The moral of this long and winding story is that we had food on the table, it was pretty good (gravy optional), pretty healthy, and we ate together as a family. Will I plan better next time? Yes, I will try. Will I attempt low fat gravy again? I don’t know. You tell me, is there a way? Oh, and also on the plate is a whole wheat biscuit that I had made the day before. (There will be more to come on that little experiment. Another mishap, perhaps?) I think family dinner time, especially when you have small children, will always be a bit chaotic and hardly ever perfect, but it is always memorable – even if the food is somewhat forgettable.
The taking pictures thing really does become an obsession, doesn't it? I find myself taking pictures of everything now, even if I don't write about it.
ReplyDeleteI wish I had an answer for the low-fat gravy conundrum, but without vast amounts of fat/butter and salt, I'm just not sure gravy is worth it.
I'm anxious to hear more about those whole-wheat biscuits!
Try chicken broth instead of boulion. No bitter taste and more flavor. Cream of anything soup whisked in with the pan drippings works too.
ReplyDeleteI can relate to this in so many ways. Food photography does become an obsession, and while my poor boys are wailing for their lunch, I yell, "Ok, just one more minute" so I can try to get just the perfect shot. Ugh. I've been trying to limit food photography to the weekends when my husband is around to help w/ the boys.

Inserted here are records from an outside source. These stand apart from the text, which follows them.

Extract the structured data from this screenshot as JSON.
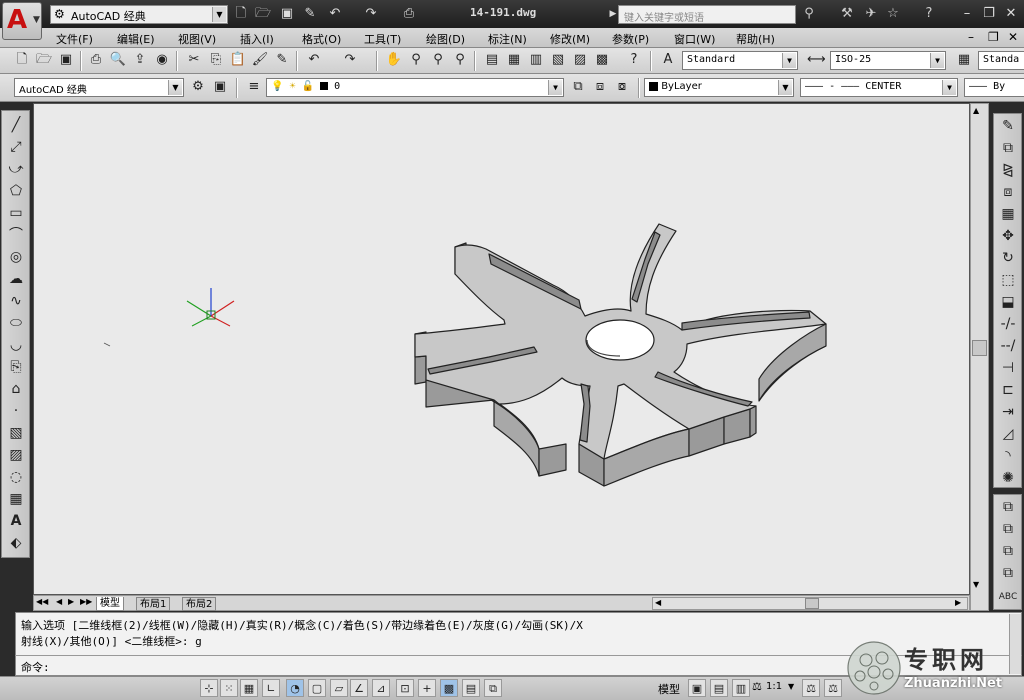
{
  "titlebar": {
    "workspace": "AutoCAD 经典",
    "document_title": "14-191.dwg",
    "search_placeholder": "键入关键字或短语"
  },
  "menu": [
    "文件(F)",
    "编辑(E)",
    "视图(V)",
    "插入(I)",
    "格式(O)",
    "工具(T)",
    "绘图(D)",
    "标注(N)",
    "修改(M)",
    "参数(P)",
    "窗口(W)",
    "帮助(H)"
  ],
  "styles": {
    "text_style": "Standard",
    "dim_style": "ISO-25",
    "table_style": "Standa"
  },
  "layers": {
    "workspace_combo": "AutoCAD 经典",
    "current_layer": "0",
    "color": "ByLayer",
    "linetype": "CENTER",
    "lineweight": "By"
  },
  "tabs": [
    "模型",
    "布局1",
    "布局2"
  ],
  "command": {
    "line1": "输入选项 [二维线框(2)/线框(W)/隐藏(H)/真实(R)/概念(C)/着色(S)/带边缘着色(E)/灰度(G)/勾画(SK)/X",
    "line2": "射线(X)/其他(O)] <二维线框>: g",
    "prompt": "命令:"
  },
  "statusbar": {
    "model_label": "模型",
    "scale": "1:1"
  },
  "watermark": {
    "brand": "专职网",
    "url": "Zhuanzhi.Net"
  },
  "colors": {
    "accent_red": "#c81010",
    "canvas_bg": "#eaeaea",
    "part_fill": "#c8c8c8"
  }
}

ReplyDeleteAnd you and I may have to fight for the "Terrible Housewife Award". I am awful at cleaning and doing chores. The only thing I'm good at is laundry. And I am soooo not a morning person, but my husband is. So he gets up at 6am to walk the dog, shower, make breakfast, change the boys, all before going to work. How spoiled do I sound? I really did marry Superman. :)
But you're right. The fact we get to sit down w/ our families to enjoy a meal together - regardless of how great the food is (or isn't) - is a blessing we have to be thankful for each day.
Btw, glad you enjoyed yourself at the Foodblog festival! Sounds like fun.